Ads back then weren’t afraid to be a little weird, even unsettling, because the reward was simple: soup so good you “schloup.” Today it plays like an unintentional precursor to viral horror-TikToks, proof that even comfort food brands once leaned into the uncanny.
And speaking of turnips and soup. My algorithm, not 24 hours after watching this ad a few times delivered me the bonkers idea of 3 Feet of Soup in the form of Soup Tube as well as this “Little Turnip” Trust me, you’ll be saying for the next few days.
The value Affleck
Quick question: How much money would you accept to be insulted as old at 53 by a Secret Lives Of Morman Wives reality star in a Dunkin commercial?
Brand Play of the Week
The Pittsburgh Penguins know how to make season ticket delivery feel bigger than a FedEx drop. Every year they send players out to hand-deliver tickets to fans. Or as one fan described it, “A Penguins employee delivering season tickets.” Imagine opening your door and finding Sidney Crosby standing there with your package.
It’s almost a small thing, and it’s so dumb and simple, but it makes season ticket holders feel like insiders instead of customers. A reminder that the best fan experiences don’t need a giant budget, just a little access and surprise.

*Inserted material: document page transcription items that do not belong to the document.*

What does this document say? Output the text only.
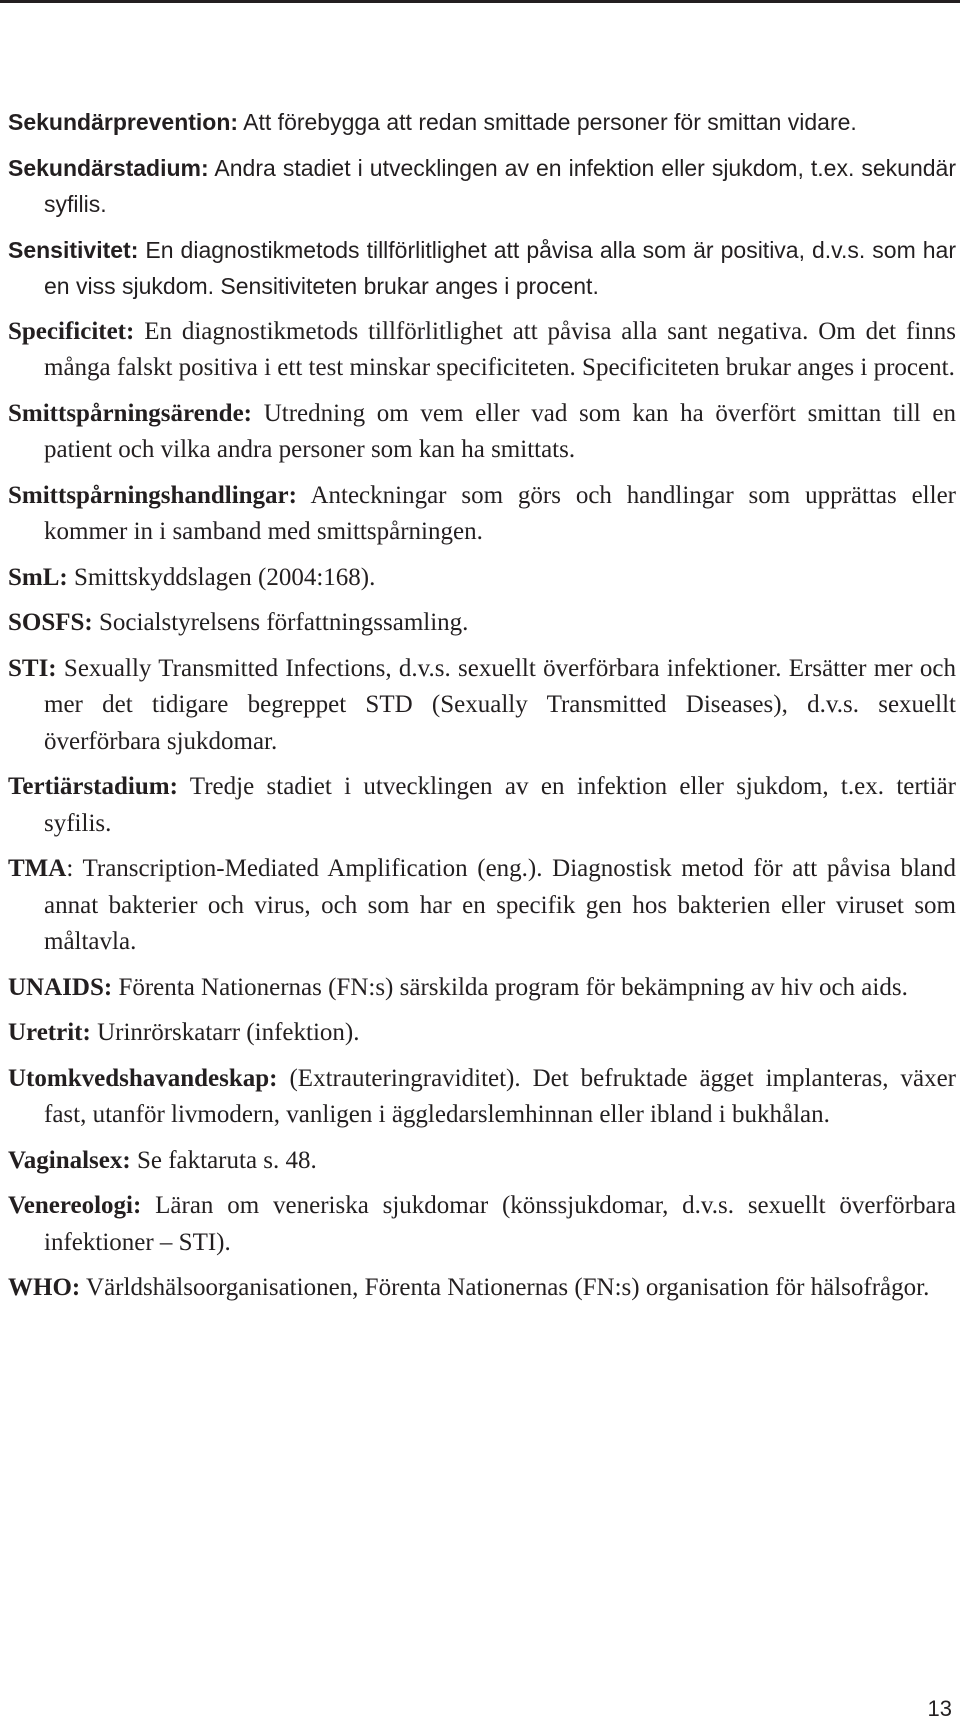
Sekundärprevention: Att förebygga att redan smittade personer för smittan vidare.

Sekundärstadium: Andra stadiet i utvecklingen av en infektion eller sjukdom, t.ex. sekundär syfilis.

Sensitivitet: En diagnostikmetods tillförlitlighet att påvisa alla som är positiva, d.v.s. som har en viss sjukdom. Sensitiviteten brukar anges i procent.

Specificitet: En diagnostikmetods tillförlitlighet att påvisa alla sant negativa. Om det finns många falskt positiva i ett test minskar specificiteten. Specificiteten brukar anges i procent.

Smittspårningsärende: Utredning om vem eller vad som kan ha överfört smittan till en patient och vilka andra personer som kan ha smittats.

Smittspårningshandlingar: Anteckningar som görs och handlingar som upprättas eller kommer in i samband med smittspårningen.

SmL: Smittskyddslagen (2004:168).

SOSFS: Socialstyrelsens författningssamling.

STI: Sexually Transmitted Infections, d.v.s. sexuellt överförbara infektioner. Ersätter mer och mer det tidigare begreppet STD (Sexually Transmitted Diseases), d.v.s. sexuellt överförbara sjukdomar.

Tertiärstadium: Tredje stadiet i utvecklingen av en infektion eller sjukdom, t.ex. tertiär syfilis.

TMA: Transcription-Mediated Amplification (eng.). Diagnostisk metod för att påvisa bland annat bakterier och virus, och som har en specifik gen hos bakterien eller viruset som måltavla.

UNAIDS: Förenta Nationernas (FN:s) särskilda program för bekämpning av hiv och aids.

Uretrit: Urinrörskatarr (infektion).

Utomkvedshavandeskap: (Extrauteringraviditet). Det befruktade ägget implanteras, växer fast, utanför livmodern, vanligen i äggledarslemhinnan eller ibland i bukhålan.

Vaginalsex: Se faktaruta s. 48.

Venereologi: Läran om veneriska sjukdomar (könssjukdomar, d.v.s. sexuellt överförbara infektioner – STI).

WHO: Världshälsoorganisationen, Förenta Nationernas (FN:s) organisation för hälsofrågor.

13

Last call: The Drink Cart In Cold Blood
Lately when not drinking beer and watching baseball games, I’ve been chasing the clean, stirred builds and this one nails it. Invented by Andrew Volk at Portland, Maine’s Hunt + Alpine Club and is equal parts rye, Cynar and sweet vermouth.
Nothing fancy, no garnish needed - just a big cube of ice. It’s dark, simple and way more than the sum of its three ingredients.A few rounds of these would fold most soft agency people like lawn chairs.
I’m biased, but In Cold Blood feels like it could sit next to the modern classics. Proof that sometimes three moves are all you need.
Here’s my take on it:
1oz sweet vermouth
1oz Cynar
1oz Rye
Wash that down and marvel at the amazing Robert Redford in All The Presidents Men .
The Drink Cart is your weekly fuel for pop culture brains and ad junkies. A cocktail of ad insights and hot takes that feel like you’re hanging at your favourite dive bar after launching your latest campaign.





That “Little Turnip” went too far.
Did you ever wonder why in that Watergate Dahlberg scene the first time he makes a call he needs to request an outside line, and the second call, he doesn't? Hard to get past that, y'know?